* Presumably we'll get some YouGov/CBS in 10 minutes here.
* Emerson's releasing polling all day.
* Monmouth in PA.
* Rumors of another round of Fox News state polls, though I'm not 100% sure about those.
* NBC/Marist hasn't released a PA poll this round so that may be coming.
* Presumably Quinnipiac has something up its sleeve?
* A handful of one-off state polls from local universities/newspapers may weigh in again, but they can be budget-constrained and timing hard to predict.
* Morning Consult has mostly been keeping its state polls paywalled, don't know if we'll get something public.
* Maybe one more round of Ipsos state polls?
Of course we'll get weird/random stuff too, a lot of which will probably herd, but this is ~the list of polls I care about.
Well, it looks like from YouGov/CBS, we got modeled *forecasts* rather than new polling per se. It's a cool product but we can't use these in our own forecasts as we are averaging polls and not averaging other people's forecasts.
At the end here, our model defaults to a very "polls-only" forecast. So here's our version of a "no tossups" map based on final polling average in each state. Very unlikely that all of these turn out right as NC, ME-2, GA, OH, IA, TX all within 2 points.
If Biden beats his forecast by 3 points nationally, here's the map you wind up with instead, with OH, IA and TX flipping blue.
So... this is a special morning for our forecast in that there's now no more time until the election. (The model treats Election Day and Election Eve as equivalent to one another.) This has a couple of minor effects.
1. The forecast is now totally polls-based; there's no longer any prior for economics/incumbency. The weight assigned to this prior had been declining anyway so that it was close to zero, but now it's actually zero.
2. One type of uncertainty—"drift", or how much polls change between the present day and the election—is also now gone. Of course, there's still the chance that polls could be *wrong*. But there's no longer time for polls to change (though a few more will straggle in today.)
1. In the course of our reporting on Trafalgar Group—part of the due diligence we often do while entering polls—we've learned that some of their polling was done for partisan clients that weren't clearly disclosed.
2. This doesn't neatly fit into any of our current policies, although it goes against the transparency that we generally ask of pollsters.
3. It's important to know the sponsor/client for many reasons, including that our averages handle partisan/internal polls slightly differently: fivethirtyeight.com/features/our-n…
I'm not sure that some of these early-voting comparisons to 2016 make a ton of sense given that much of Biden's edge is thought to come from independents breaking his way, and early voting statistics won't capture that.

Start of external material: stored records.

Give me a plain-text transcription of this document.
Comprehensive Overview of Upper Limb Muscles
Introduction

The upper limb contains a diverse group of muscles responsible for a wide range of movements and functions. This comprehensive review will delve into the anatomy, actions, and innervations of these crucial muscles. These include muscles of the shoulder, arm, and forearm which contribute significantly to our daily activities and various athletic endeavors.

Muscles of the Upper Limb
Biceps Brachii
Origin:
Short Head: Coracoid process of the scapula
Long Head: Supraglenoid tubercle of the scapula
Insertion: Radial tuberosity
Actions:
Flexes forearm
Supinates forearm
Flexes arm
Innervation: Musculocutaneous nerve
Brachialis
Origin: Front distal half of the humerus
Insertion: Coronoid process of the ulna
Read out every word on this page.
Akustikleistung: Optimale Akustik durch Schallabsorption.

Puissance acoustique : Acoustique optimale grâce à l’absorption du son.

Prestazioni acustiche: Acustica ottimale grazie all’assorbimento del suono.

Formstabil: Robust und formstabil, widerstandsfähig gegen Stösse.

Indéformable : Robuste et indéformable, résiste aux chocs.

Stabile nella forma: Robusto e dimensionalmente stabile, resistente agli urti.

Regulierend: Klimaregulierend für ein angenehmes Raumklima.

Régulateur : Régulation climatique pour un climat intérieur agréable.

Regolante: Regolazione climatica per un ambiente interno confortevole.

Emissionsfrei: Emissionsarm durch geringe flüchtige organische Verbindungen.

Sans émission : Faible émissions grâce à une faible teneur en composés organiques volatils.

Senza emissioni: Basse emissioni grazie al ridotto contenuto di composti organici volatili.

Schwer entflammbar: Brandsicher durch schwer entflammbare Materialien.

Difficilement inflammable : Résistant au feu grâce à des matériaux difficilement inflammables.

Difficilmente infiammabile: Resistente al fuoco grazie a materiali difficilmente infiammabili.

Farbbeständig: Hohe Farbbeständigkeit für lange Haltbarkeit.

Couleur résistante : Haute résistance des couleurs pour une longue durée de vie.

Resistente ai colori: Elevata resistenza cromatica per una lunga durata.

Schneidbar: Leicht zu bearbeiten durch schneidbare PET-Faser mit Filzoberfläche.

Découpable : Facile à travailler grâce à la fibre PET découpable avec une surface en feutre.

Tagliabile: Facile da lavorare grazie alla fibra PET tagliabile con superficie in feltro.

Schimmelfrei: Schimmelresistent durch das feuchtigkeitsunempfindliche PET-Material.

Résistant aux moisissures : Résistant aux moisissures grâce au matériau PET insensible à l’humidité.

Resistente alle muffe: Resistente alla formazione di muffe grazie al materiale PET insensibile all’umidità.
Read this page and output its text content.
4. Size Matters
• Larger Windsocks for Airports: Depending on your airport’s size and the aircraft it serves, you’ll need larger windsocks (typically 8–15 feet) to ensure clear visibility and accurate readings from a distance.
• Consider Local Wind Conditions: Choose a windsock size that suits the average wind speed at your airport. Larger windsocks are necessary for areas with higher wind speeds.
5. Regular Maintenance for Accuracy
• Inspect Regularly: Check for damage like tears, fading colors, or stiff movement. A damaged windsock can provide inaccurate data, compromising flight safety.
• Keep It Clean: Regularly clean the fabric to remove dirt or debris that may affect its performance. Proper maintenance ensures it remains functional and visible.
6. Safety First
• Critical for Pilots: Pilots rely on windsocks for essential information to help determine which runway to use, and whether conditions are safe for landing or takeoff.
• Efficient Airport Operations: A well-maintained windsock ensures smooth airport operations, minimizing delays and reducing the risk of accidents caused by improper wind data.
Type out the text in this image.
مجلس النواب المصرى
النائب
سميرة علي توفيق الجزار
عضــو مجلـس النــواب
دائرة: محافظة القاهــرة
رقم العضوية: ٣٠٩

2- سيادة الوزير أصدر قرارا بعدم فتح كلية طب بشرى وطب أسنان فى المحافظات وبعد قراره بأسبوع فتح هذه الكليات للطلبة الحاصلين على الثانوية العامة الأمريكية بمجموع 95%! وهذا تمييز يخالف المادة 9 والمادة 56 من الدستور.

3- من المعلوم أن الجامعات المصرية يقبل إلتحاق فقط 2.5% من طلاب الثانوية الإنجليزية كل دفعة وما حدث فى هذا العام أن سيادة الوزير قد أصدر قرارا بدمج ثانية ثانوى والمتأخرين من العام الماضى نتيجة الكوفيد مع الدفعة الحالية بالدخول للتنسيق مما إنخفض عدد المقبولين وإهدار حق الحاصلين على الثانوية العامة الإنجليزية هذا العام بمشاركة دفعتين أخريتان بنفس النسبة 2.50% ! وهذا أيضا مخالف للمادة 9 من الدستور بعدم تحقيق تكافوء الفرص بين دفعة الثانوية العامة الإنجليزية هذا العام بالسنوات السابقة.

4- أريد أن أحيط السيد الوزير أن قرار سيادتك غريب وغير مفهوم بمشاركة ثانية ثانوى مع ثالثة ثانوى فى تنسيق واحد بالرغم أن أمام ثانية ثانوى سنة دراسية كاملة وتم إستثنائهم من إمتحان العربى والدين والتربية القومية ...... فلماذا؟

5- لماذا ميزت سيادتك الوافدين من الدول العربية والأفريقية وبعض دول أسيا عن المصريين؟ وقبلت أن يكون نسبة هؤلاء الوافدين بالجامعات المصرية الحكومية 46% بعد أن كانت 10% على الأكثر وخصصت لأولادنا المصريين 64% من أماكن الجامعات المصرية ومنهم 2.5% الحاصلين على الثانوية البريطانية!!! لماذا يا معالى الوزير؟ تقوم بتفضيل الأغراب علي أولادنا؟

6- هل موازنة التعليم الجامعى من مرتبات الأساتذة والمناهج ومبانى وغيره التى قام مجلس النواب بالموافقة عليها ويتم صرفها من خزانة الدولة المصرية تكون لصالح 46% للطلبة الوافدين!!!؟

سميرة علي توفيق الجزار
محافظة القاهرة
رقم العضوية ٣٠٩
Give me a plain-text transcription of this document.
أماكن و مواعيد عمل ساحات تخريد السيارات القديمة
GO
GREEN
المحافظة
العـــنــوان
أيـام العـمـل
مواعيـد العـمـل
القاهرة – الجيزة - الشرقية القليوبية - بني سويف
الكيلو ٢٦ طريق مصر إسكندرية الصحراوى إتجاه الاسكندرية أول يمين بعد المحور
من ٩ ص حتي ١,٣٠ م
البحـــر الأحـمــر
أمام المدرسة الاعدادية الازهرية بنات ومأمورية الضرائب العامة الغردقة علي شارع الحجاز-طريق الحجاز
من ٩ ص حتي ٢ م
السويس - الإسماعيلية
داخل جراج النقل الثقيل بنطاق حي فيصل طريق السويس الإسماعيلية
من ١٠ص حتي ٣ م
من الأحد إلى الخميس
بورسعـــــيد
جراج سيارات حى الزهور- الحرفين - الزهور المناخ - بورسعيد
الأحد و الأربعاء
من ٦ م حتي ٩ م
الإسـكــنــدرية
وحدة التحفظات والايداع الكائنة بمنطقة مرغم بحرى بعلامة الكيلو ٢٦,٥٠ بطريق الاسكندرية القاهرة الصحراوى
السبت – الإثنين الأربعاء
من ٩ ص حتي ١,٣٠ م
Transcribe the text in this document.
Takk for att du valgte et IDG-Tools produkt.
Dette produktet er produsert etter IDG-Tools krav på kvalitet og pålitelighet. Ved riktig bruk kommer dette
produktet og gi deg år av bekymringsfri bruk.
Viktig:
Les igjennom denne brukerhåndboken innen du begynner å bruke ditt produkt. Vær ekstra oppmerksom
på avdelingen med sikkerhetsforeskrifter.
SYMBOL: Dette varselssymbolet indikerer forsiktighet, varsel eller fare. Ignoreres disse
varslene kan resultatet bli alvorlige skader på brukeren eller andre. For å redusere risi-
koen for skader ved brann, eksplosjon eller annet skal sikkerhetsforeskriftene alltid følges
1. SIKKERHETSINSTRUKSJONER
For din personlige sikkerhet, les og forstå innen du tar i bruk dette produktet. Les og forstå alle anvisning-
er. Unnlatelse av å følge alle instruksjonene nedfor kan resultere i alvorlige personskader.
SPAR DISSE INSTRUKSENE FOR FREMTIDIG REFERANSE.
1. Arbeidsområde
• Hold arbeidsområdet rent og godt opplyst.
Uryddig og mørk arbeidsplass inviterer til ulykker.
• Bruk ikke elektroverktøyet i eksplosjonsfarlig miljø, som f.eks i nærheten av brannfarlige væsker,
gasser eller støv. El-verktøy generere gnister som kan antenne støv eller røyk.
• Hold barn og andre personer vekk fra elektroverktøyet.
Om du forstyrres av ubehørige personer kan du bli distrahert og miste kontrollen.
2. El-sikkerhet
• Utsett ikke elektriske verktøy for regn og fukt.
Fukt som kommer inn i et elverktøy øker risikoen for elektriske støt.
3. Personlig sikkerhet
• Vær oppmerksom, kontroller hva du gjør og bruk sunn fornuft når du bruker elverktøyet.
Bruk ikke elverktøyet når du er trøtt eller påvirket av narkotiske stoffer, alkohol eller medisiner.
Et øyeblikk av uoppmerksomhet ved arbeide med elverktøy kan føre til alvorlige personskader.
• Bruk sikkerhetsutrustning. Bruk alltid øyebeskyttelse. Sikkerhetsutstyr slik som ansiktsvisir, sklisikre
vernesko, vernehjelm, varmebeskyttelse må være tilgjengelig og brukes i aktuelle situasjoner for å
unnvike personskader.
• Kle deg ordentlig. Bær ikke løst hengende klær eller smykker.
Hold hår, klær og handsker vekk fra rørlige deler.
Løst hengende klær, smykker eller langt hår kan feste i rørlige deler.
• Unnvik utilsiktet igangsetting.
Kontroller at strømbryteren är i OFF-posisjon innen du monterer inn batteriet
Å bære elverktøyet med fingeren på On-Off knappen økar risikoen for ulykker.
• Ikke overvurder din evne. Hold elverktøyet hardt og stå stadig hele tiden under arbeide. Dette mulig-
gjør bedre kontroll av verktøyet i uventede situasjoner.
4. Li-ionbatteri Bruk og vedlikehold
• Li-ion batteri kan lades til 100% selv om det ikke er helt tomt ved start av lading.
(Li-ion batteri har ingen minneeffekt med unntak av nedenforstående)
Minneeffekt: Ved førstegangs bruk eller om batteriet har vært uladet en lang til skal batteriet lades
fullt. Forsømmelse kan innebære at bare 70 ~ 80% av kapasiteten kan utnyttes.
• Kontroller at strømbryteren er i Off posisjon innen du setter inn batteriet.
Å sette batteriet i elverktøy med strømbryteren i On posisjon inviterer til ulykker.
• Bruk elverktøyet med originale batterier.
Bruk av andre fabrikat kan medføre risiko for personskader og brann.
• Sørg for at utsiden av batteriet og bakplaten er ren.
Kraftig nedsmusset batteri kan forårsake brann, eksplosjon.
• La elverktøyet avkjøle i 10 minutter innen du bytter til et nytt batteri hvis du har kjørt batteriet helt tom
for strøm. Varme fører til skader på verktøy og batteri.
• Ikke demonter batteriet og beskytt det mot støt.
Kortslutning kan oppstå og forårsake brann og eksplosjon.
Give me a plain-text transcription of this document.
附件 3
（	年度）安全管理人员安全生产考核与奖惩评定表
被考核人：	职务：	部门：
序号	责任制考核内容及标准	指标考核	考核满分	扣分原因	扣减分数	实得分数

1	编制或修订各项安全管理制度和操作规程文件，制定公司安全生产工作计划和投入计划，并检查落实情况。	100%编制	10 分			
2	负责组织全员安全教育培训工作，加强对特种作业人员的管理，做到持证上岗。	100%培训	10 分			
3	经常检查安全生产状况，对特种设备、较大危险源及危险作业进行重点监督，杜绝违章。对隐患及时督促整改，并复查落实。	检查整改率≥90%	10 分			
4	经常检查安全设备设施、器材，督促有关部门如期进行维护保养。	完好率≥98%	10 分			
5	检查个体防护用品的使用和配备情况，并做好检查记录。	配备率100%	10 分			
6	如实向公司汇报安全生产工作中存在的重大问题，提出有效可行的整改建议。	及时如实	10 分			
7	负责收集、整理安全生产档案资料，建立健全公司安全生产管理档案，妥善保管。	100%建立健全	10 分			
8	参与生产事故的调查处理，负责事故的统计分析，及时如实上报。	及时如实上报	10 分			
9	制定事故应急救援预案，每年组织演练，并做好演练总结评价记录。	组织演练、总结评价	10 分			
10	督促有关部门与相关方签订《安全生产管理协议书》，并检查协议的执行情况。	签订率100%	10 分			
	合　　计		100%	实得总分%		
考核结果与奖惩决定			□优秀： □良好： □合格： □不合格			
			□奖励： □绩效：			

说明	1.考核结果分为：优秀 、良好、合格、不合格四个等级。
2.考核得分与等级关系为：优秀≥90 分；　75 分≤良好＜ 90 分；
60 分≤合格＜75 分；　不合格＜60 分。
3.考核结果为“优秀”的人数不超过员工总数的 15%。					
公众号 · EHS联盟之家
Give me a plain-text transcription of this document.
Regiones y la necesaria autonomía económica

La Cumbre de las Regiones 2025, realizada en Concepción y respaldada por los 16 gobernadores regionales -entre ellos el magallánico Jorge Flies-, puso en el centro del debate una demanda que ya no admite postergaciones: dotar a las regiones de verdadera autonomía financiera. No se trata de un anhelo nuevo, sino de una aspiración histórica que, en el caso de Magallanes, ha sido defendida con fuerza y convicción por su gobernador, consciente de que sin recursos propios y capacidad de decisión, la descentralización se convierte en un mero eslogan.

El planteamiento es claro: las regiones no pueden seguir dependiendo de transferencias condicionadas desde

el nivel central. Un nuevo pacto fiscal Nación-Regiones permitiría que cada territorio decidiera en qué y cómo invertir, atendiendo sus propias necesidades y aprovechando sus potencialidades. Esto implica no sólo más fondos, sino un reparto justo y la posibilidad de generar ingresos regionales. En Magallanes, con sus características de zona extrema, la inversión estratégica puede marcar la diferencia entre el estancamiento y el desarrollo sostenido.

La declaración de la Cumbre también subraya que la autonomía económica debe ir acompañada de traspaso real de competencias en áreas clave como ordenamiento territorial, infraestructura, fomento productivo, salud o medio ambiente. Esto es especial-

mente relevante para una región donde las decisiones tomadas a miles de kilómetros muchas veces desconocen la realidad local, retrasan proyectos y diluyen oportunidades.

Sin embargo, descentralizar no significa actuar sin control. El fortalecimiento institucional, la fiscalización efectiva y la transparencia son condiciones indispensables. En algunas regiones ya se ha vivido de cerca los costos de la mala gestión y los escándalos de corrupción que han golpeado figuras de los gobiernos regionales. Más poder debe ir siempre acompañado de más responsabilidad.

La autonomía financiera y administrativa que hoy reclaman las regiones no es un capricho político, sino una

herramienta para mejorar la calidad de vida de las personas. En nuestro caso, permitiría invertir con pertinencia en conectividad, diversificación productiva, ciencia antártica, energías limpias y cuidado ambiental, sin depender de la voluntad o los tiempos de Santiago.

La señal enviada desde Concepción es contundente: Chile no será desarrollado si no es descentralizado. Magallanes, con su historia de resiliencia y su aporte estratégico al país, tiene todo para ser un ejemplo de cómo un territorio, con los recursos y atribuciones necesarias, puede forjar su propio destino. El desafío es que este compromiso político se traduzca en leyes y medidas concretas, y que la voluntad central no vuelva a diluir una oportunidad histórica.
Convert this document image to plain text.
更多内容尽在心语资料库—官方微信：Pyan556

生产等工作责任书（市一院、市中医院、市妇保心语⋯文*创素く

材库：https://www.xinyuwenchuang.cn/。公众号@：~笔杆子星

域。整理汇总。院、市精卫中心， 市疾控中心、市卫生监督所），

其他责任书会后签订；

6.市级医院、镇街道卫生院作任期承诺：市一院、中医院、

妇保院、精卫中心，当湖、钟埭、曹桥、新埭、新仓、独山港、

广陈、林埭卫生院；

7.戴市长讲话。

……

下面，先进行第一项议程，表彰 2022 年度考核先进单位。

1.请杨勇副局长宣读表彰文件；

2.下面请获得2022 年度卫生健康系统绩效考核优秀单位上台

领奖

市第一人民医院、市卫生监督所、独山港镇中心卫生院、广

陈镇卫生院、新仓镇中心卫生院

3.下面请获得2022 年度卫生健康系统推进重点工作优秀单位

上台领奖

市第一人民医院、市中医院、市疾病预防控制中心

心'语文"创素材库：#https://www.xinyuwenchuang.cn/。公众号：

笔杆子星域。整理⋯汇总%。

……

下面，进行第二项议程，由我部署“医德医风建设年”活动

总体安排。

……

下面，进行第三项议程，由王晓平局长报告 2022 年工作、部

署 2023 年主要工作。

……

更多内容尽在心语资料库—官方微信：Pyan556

For example, Biden lost independents by 13 points in Nevada in 2016, per the exit poll there. This year, he leads them by 3 points, in an average of the last 6 polls of the state. That amounts to a net 6 point swing to Biden.
In many state/national polls, Biden also gets a slightly higher share of Republicans than Trump does of Democrats. In Nevada polls, for instance, Trump gets 6% of Democrats but Biden gets 9% of Republicans. That's amounts to about a 2 point swing to Biden vs. 2016.
I would note that the gap is a little bit narrower in our *forecast*: Biden +5.1 in Pennsylvania vs. +7.8 in the national popular vote. projects.fivethirtyeight.com/2020-election-…
Why is Biden +9.1 in our national poll average but +7.8 in our forecast?
* The forecast still assumes just a teensy bit of tightening (about 0.4 points toward Trump)
* The forecast is mostly based on state polls, which have been more consistent with an ~8 point lead than 9-10.
Why this state/national poll gap exists is an interesting question. Also there have been points in the year where it seemed to run in the opposite direction, e.g. before the first debate, our model thought Biden led by ~8 points from state polls vs. a ~7 point national poll lead.
I think there are basically 3 groups of polls that herd.
1) Some (certainly not most or all) online or IVR polls with crappy raw data seem to look to live-caller polls for guidance. They tend to stay pretty close to the averages throughout the year.
2. Some partisan and quasi-partisan pollsters seem to play a lot of games with the 538 and RCP averages. They don't want to stray *too* far from the average, but they'll often show results that are like the 538 or RCP average shifted by 2 points toward their side.
3. Some high-prestige academic and media pollsters may be scared to publish a perceived outlier very late in the race, when they think it could hurt their reputation. For most of the year, these pollsters are the ones you trust NOT to herd. But sometimes their final polls are 🤔.